Musica

Hai mai immaginato come sarebbe la nostra esistenza senza la musica, senza quelle note scritte su di un foglio con 4 righe, con crome, semicrome, semibreve, semiminima, geroglifici per i non addetti ai lavori, e sale della vita per gli appassionati. Strumenti a percussioni, strumenti a fiato, chitarre, bassi, tastiere, batterie, violini, archi, sassofoni, clarinetti, trombe, ognuno sceglie il proprio compagno di giochi, ma in realtà è la strumento che sceglie noi.

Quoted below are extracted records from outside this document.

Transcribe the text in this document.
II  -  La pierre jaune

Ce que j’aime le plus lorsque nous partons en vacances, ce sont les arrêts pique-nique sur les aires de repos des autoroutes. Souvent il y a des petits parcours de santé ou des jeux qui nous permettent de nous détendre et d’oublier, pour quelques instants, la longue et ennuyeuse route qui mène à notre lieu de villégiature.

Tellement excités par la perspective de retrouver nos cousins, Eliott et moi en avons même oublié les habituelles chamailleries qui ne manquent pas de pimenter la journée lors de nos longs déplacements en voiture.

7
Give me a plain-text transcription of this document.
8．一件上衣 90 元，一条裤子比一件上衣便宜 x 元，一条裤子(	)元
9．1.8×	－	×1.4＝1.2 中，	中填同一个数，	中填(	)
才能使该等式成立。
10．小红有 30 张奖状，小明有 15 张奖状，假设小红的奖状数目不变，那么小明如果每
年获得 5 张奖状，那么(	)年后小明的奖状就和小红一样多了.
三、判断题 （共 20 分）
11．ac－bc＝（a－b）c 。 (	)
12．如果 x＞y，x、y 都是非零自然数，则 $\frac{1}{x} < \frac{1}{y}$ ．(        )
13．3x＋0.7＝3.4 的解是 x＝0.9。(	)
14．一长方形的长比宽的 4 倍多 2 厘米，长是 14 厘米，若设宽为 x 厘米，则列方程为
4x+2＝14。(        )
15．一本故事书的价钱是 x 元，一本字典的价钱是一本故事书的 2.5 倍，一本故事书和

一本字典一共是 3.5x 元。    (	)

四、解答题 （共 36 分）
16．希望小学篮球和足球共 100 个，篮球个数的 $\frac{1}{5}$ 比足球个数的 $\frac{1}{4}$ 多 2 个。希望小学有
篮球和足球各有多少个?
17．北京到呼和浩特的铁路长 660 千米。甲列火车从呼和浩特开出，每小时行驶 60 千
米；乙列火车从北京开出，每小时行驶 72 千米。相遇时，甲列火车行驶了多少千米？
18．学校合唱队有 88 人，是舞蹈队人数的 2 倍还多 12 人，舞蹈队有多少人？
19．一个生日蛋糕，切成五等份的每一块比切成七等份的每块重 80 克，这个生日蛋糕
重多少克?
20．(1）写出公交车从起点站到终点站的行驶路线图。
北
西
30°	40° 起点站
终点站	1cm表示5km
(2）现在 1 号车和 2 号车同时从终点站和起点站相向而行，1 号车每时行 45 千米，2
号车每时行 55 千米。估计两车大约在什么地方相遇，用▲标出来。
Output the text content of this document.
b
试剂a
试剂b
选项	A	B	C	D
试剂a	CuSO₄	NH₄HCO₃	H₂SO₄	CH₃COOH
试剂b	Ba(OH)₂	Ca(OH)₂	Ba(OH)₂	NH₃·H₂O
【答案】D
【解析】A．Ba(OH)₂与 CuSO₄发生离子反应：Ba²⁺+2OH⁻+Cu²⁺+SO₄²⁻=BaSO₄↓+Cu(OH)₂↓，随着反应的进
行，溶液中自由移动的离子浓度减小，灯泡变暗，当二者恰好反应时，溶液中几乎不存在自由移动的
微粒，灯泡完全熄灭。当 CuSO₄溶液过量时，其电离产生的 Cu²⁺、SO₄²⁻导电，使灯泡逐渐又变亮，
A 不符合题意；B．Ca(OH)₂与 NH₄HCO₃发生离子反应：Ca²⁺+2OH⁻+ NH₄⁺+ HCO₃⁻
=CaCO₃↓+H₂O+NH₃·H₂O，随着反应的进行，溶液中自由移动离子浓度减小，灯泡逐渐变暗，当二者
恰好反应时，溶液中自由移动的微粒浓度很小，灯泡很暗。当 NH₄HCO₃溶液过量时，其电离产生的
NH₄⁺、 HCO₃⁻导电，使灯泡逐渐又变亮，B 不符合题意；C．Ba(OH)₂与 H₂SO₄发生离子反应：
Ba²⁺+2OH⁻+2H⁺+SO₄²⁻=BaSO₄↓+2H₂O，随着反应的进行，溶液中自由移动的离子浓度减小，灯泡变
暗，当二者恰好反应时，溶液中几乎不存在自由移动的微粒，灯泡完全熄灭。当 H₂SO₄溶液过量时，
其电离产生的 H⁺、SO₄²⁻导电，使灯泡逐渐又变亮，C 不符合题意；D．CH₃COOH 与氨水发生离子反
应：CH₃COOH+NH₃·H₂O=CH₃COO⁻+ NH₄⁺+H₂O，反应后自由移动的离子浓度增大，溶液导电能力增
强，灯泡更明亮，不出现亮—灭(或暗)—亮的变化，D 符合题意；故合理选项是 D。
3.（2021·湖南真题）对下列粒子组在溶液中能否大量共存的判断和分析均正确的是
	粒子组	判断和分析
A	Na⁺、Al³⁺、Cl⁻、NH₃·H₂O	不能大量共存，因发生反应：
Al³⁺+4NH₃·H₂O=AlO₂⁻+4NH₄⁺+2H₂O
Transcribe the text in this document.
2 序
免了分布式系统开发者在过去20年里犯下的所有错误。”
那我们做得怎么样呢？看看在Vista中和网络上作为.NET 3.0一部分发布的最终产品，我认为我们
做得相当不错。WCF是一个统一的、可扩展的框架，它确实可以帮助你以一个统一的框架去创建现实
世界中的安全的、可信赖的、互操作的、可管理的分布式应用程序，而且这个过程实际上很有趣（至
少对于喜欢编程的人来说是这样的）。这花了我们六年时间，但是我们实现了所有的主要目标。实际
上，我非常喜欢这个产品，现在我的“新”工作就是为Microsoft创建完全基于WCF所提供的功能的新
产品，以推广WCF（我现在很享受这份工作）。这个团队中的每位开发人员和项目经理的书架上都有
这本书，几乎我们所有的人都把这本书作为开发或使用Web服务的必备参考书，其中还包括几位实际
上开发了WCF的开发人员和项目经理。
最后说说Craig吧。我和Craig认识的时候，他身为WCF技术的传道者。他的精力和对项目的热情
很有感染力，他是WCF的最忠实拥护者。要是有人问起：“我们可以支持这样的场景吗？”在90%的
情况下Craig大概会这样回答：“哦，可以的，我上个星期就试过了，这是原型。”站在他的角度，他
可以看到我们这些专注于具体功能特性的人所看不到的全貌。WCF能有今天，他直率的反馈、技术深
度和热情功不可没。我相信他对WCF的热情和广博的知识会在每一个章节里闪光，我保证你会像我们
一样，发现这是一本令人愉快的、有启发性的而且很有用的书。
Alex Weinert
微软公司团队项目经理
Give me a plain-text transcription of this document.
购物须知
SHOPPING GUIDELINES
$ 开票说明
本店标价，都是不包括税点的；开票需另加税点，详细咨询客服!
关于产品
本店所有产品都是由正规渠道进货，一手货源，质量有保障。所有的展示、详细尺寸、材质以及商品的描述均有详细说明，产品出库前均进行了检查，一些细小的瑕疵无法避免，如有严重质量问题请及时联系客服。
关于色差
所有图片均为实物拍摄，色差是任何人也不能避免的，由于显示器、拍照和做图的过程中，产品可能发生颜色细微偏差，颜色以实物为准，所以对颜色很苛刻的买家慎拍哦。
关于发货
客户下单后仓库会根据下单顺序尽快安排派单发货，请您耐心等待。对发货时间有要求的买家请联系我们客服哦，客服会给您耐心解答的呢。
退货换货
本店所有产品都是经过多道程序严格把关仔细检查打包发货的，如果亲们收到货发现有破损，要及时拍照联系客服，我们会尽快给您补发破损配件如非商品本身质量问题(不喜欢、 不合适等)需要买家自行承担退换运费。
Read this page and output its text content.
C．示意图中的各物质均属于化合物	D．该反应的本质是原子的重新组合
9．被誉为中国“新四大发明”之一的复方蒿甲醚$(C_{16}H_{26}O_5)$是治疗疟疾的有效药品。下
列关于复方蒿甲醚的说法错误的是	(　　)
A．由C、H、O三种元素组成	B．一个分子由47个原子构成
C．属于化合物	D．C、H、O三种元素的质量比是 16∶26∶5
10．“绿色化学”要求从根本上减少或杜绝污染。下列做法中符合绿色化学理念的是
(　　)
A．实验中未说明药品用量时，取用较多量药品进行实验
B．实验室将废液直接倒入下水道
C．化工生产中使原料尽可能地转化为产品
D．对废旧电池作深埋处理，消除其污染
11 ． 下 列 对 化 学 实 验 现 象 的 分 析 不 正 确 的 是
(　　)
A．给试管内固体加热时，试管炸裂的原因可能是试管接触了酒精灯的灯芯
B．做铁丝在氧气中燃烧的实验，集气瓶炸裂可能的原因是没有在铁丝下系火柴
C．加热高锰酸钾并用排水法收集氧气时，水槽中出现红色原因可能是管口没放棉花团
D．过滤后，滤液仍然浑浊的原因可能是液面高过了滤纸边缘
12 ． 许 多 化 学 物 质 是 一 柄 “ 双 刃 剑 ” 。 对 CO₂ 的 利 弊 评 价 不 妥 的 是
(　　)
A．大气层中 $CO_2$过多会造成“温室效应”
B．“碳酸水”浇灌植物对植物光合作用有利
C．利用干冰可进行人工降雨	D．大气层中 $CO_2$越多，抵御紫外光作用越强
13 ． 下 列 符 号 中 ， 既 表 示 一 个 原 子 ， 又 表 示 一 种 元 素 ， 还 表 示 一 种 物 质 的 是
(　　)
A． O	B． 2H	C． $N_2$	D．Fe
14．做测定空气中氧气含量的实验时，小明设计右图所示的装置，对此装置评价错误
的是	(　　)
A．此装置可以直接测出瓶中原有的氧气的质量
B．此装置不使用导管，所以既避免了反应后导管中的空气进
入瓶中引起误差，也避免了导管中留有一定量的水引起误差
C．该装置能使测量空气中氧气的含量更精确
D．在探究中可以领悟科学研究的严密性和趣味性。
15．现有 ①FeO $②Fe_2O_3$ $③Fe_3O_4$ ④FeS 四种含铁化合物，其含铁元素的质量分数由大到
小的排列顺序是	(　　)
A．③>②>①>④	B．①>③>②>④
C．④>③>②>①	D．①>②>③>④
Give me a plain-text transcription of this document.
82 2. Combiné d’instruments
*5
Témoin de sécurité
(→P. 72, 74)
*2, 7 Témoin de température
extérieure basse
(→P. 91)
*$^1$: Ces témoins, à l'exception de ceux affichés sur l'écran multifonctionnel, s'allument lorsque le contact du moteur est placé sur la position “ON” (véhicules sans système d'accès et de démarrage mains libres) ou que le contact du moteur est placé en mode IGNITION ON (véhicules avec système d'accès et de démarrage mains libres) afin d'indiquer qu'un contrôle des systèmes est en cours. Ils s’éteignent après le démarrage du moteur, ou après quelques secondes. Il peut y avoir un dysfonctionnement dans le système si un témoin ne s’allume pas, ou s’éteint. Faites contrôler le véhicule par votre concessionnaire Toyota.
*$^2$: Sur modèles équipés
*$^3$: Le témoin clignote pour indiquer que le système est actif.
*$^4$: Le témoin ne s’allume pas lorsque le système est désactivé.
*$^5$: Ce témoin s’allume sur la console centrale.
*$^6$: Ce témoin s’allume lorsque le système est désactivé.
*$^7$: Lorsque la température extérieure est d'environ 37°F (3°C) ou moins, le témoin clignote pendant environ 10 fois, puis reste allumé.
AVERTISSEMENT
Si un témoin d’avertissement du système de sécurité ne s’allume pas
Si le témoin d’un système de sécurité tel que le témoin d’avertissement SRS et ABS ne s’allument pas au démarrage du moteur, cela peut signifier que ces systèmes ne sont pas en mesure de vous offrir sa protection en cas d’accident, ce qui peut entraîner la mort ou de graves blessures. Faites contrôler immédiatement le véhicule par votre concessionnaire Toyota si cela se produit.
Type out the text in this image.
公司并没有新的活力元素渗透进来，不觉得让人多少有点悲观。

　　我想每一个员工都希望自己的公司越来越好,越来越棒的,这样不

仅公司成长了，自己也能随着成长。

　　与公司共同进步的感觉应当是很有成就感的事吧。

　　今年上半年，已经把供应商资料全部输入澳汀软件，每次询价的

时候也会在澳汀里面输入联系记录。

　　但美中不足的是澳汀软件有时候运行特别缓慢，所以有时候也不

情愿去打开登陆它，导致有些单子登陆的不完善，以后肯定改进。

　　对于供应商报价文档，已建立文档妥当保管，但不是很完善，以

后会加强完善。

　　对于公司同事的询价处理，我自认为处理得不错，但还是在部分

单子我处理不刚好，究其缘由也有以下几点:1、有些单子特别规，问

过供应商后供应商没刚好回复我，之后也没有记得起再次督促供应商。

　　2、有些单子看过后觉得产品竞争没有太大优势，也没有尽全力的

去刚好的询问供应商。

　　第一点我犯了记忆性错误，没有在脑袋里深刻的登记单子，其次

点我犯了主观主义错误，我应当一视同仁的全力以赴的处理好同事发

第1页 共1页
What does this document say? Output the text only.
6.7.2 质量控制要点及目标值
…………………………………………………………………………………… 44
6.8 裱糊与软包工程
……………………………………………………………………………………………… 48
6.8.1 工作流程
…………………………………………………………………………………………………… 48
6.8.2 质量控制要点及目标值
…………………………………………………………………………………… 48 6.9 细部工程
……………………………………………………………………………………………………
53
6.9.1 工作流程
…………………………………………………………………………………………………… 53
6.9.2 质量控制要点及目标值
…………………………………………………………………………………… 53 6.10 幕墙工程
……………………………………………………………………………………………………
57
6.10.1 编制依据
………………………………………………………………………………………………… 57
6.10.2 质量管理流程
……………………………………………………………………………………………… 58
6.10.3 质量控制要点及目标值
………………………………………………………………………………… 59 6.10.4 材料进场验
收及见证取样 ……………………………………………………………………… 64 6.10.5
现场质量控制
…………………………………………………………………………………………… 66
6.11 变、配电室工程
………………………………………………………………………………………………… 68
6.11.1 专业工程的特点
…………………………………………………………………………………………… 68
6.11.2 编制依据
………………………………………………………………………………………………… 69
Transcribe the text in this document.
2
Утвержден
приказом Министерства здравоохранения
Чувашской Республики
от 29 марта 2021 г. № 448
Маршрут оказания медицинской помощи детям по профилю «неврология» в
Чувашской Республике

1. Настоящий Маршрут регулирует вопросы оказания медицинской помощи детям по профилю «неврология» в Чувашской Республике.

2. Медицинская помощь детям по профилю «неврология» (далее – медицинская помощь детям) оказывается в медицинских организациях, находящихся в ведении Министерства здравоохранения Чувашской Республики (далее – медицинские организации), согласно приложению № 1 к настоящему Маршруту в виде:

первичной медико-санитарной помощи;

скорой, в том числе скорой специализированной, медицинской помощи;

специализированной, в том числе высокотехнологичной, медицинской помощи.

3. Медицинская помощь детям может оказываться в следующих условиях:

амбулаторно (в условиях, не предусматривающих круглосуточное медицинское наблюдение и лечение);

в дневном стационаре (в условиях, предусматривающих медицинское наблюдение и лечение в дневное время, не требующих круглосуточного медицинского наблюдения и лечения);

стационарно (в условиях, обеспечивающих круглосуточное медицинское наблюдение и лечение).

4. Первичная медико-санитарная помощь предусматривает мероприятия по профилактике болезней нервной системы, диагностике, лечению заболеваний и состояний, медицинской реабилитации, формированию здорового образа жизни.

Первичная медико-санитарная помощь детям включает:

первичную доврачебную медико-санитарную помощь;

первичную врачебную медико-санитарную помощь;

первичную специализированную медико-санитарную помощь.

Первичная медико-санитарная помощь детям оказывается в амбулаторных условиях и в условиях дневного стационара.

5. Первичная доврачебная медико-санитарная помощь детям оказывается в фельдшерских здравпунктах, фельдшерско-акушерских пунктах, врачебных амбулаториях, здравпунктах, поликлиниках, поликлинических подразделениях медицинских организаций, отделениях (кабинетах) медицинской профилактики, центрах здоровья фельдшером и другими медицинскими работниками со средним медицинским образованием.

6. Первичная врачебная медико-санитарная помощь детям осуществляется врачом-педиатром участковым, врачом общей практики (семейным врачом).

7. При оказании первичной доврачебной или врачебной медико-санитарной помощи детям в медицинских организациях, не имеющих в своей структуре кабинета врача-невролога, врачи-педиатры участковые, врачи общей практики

Quando ti rechi per la prima volta in negozio per acquistare il tuo primo strumento, ti volti in tutte le direzioni cercando con lo sguardo quello che ti colpisce dicendoti prendi me, e ed è così, magari avevi un’idea diversa, poi quando l’afferri e con i polpastrelli delle dita sfiori le corde o i tasti, chinando il capo, con l’orecchio verso lo strumento, ti accorgi che volevi proprio lui.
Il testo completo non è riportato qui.